妥当っていうのは論理哲学についてもっとも大切な概念だ。手前の記事を引用すると、哲学はこいねがうものをあきらかにする思考(1より)であり、論理は妥当性の発見(2より)である。ただ、明らかにするといっても我々に明らかにできることなんてひとつもない。これはつまり、いわゆる「そこに机があるように見えるが、ほんとうにあるのか?」ってやつだ。あるいは、寝ぼけてピントの合っていない目で一本の鉛筆をみると二本に見えるけど、ひょっとしてそっちのほうが本当の世界なんじゃないの? みたいな。これの是非を明らかにする方法はない。

もちろん前提(12より)があれば別だ。「触れるものだけを、ほんとうにあるとする」という前提をおくなら、机はあるし鉛筆は一本だ。もちろん。

ただ、机がそこにあるかどうか、鉛筆が何本か、我々はきちんと決めて生活している。それを決める指標は正しさではない。それは妥当性である。妥当は正しさとは関係ない。「現実に生活する上でそっちのほうが都合がいいから」というのが妥当性だ。机がほんとうにあるかどうかは分からないけど、おろした鞄はその上に置けるし、そこでゴハンも食べられる。ならそういうことにしておいた方が妥当だ。
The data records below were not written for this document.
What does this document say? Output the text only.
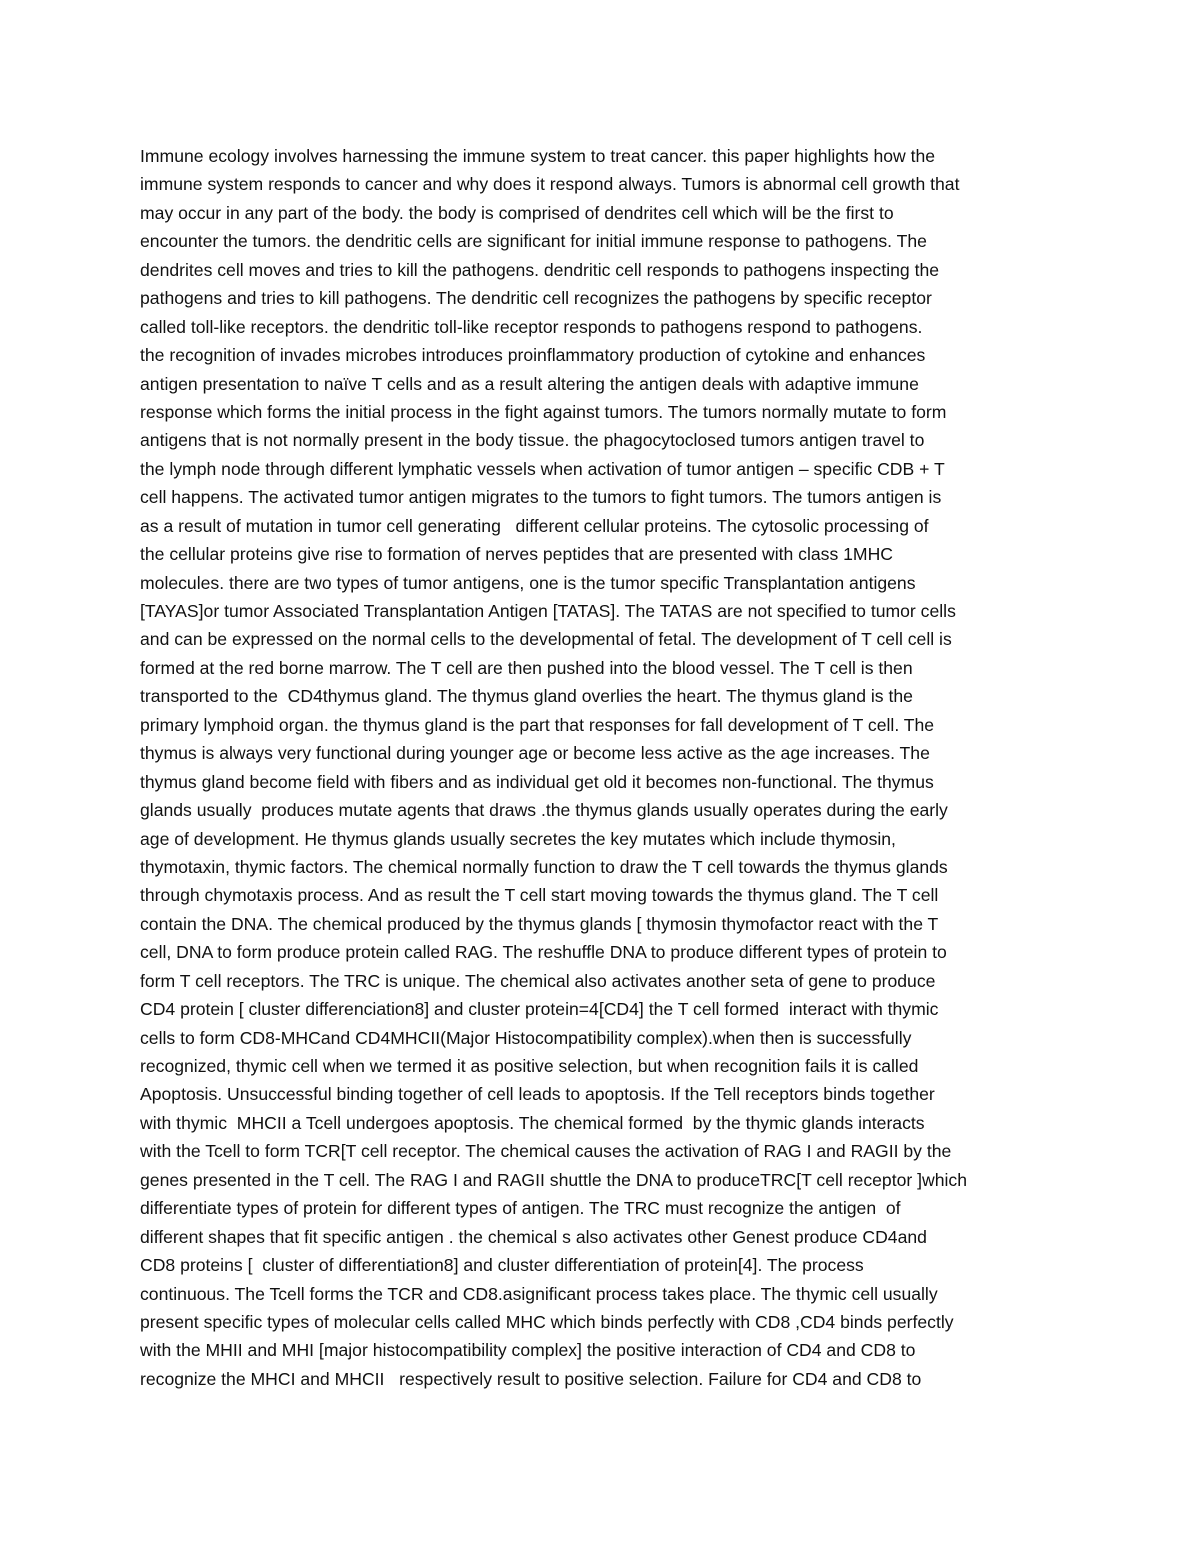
Immune ecology involves harnessing the immune system to treat cancer. this paper highlights how the
immune system responds to cancer and why does it respond always. Tumors is abnormal cell growth that
may occur in any part of the body. the body is comprised of dendrites cell which will be the first to
encounter the tumors. the dendritic cells are significant for initial immune response to pathogens. The
dendrites cell moves and tries to kill the pathogens. dendritic cell responds to pathogens inspecting the
pathogens and tries to kill pathogens. The dendritic cell recognizes the pathogens by specific receptor
called toll-like receptors. the dendritic toll-like receptor responds to pathogens respond to pathogens.
the recognition of invades microbes introduces proinflammatory production of cytokine and enhances
antigen presentation to naïve T cells and as a result altering the antigen deals with adaptive immune
response which forms the initial process in the fight against tumors. The tumors normally mutate to form
antigens that is not normally present in the body tissue. the phagocytoclosed tumors antigen travel to
the lymph node through different lymphatic vessels when activation of tumor antigen – specific CDB + T
cell happens. The activated tumor antigen migrates to the tumors to fight tumors. The tumors antigen is
as a result of mutation in tumor cell generating   different cellular proteins. The cytosolic processing of
the cellular proteins give rise to formation of nerves peptides that are presented with class 1MHC
molecules. there are two types of tumor antigens, one is the tumor specific Transplantation antigens
[TAYAS]or tumor Associated Transplantation Antigen [TATAS]. The TATAS are not specified to tumor cells
and can be expressed on the normal cells to the developmental of fetal. The development of T cell cell is
formed at the red borne marrow. The T cell are then pushed into the blood vessel. The T cell is then
transported to the  CD4thymus gland. The thymus gland overlies the heart. The thymus gland is the
primary lymphoid organ. the thymus gland is the part that responses for fall development of T cell. The
thymus is always very functional during younger age or become less active as the age increases. The
thymus gland become field with fibers and as individual get old it becomes non-functional. The thymus
glands usually  produces mutate agents that draws .the thymus glands usually operates during the early
age of development. He thymus glands usually secretes the key mutates which include thymosin,
thymotaxin, thymic factors. The chemical normally function to draw the T cell towards the thymus glands
through chymotaxis process. And as result the T cell start moving towards the thymus gland. The T cell
contain the DNA. The chemical produced by the thymus glands [ thymosin thymofactor react with the T
cell, DNA to form produce protein called RAG. The reshuffle DNA to produce different types of protein to
form T cell receptors. The TRC is unique. The chemical also activates another seta of gene to produce
CD4 protein [ cluster differenciation8] and cluster protein=4[CD4] the T cell formed  interact with thymic
cells to form CD8-MHCand CD4MHCII(Major Histocompatibility complex).when then is successfully
recognized, thymic cell when we termed it as positive selection, but when recognition fails it is called
Apoptosis. Unsuccessful binding together of cell leads to apoptosis. If the Tell receptors binds together
with thymic  MHCII a Tcell undergoes apoptosis. The chemical formed  by the thymic glands interacts
with the Tcell to form TCR[T cell receptor. The chemical causes the activation of RAG I and RAGII by the
genes presented in the T cell. The RAG I and RAGII shuttle the DNA to produceTRC[T cell receptor ]which
differentiate types of protein for different types of antigen. The TRC must recognize the antigen  of
different shapes that fit specific antigen . the chemical s also activates other Genest produce CD4and
CD8 proteins [  cluster of differentiation8] and cluster differentiation of protein[4]. The process
continuous. The Tcell forms the TCR and CD8.asignificant process takes place. The thymic cell usually
present specific types of molecular cells called MHC which binds perfectly with CD8 ,CD4 binds perfectly
with the MHII and MHI [major histocompatibility complex] the positive interaction of CD4 and CD8 to
recognize the MHCI and MHCII   respectively result to positive selection. Failure for CD4 and CD8 to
引用記事の13には真理について書いた。真理は前提を必要としない理論だ。つまり机はほんとうにあるのかどうか、ということ。これは我々には分からない。我々は五感という前提の上でしかものを見られないからだ。

たぶんどこかの宗教では、五感を捨て去り無に達することを目的とした瞑想だか何かを推奨していると思うが、それはこれが原因だ。真理に到達し悟りをひらくには前提を捨てればいい。理にかなっている。妥当だと思う。可能かどうかはしらない。